After the first couple lackluster episodes of this season’s L Word the weekly parties, formerly themed wine and food planned festivities, dwindled to housemate gatherings far from the original Sunday air dates. That’s why I didn’t catch the best L Word episode in a long time, perhaps ever, until last night.

This is totally me and my buddies on a Friday night. Except we’re bigger, like, grown up sized…

Yes, the main characters all still look like rail-thin Barbies prancing on toes of cocaine-fuled Jimmy Choos but at least they acted more like the lesbians I see around me every day (for better or worse). I think writer/director Angela Robinson, despite or because of, (I can’t really tell), also directing teenage lesbian super-spy romp D.E.B.S., knows how real lesbian communities behave.

Bette is rightfully on her high horse, for once, when she meets the white actress chosen to play her in Lez Girls. And the “Do I still love her or have I moved on?” dynamic between her and Tina is spot on. I might actually go so far as to call the tenderness of Jodi assisting a very drunk Tina to her ex-lover’s couch, and Bette’s subsequent look of longing, confusion and pain, heart-wrenching. Well, at the very least it was genuine lesbian melodrama.


Jenny’s annoyance is tempered by her drunken seduction of Nikki. It’s silly. They’re high and they both can’t stop laughing. They know how cheesy their playacting, leading up to the inevitable is, yet they embrace the awkwardness. This is seduction in the real world. And the in-closet sex is the kind of messy hotness I can actually see happening. (Yes, I have been walked in on during a party in a compromising position so I totally understand).

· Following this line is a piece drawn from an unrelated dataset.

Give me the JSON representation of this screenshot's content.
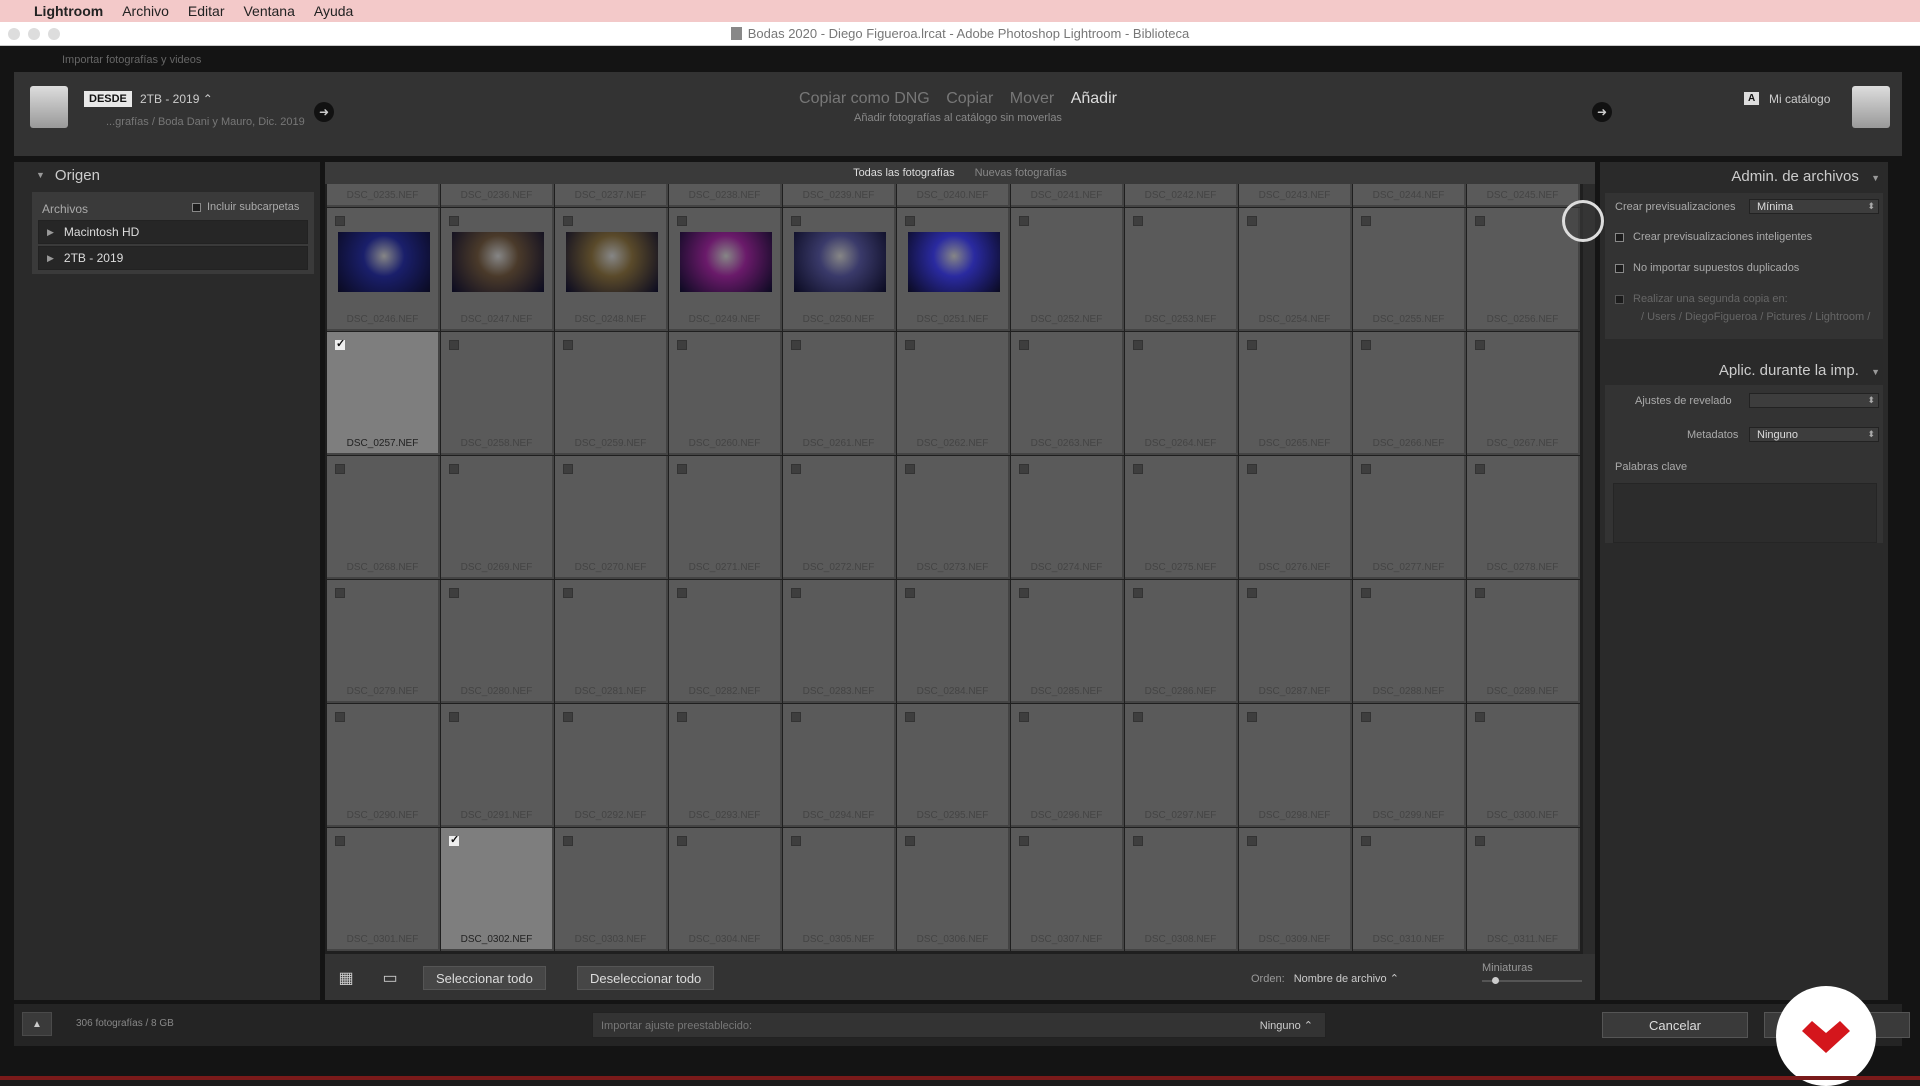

And, though the clash between Tasha and Alice was forseeable and inevitable, I come across these philosophical arguments often in queer communities. Whenever asked who I am most like on the show, I always answer Alice, not just because she is a web writer but also because she’s usually the only one with any integrity. So it’s pretty obvious that I would side with her in this argument. Trouble is, I would never have initially taken the illicit video, because the baller hadn’t proved himself hypocritical yet. And so I never would have invaded his privacy in the first place.

SHOTS!!!

But my absolute favorite part of the show is reserved for Shane. If she were only a pretty face that would be plenty for some. But her baked party treats, i.e. gay brownies, also prove she’s fun. That party reminded me very much of the hilarious people I choose to chill with myself, singing and dancing ridiculously, jumping half clothed into the neighbor’s pool.

But Shane’s best scene most certainly had to be with her Lez Girls doppleganger. The curiously asexual actress who plays Shane, Kate Moenning, is notorious for skirting the “Are you gay in real life?” question. When backed into a corner she usually points to men. So when the actress (double actress?) who plays Shawn fumbles delightfully over her “I’m straight…I have a boyfriend…I’m not gay…I’m gay for pay…” speech, and Shane rolls her eyes unmercifully the audience can only do the same, while simultaneously congratulating Kate for making such fun of herself.

And the self-abuse appears to not only continue, but become more blatant next week. In a move that’s so very Lesbians on Ecstasy (research them, love them, it will take a minute to understand their remixed brilliance), the upcoming episode shows Jenny railing about the poor choice of Vancouver as a shooting locale. Indeed, the lush greenness of our Pacific Northwest doesn’t really look like LA. And yes, Vancouver is where the L Word is actually filmed, though most of its stars live in sunny SoCal.

This ability to laugh at itself is quickly becoming the L Word’s greatest strength. Jenny and her movie are so bad, as the show has been of late, that this irreverence might, ironically save the entire production.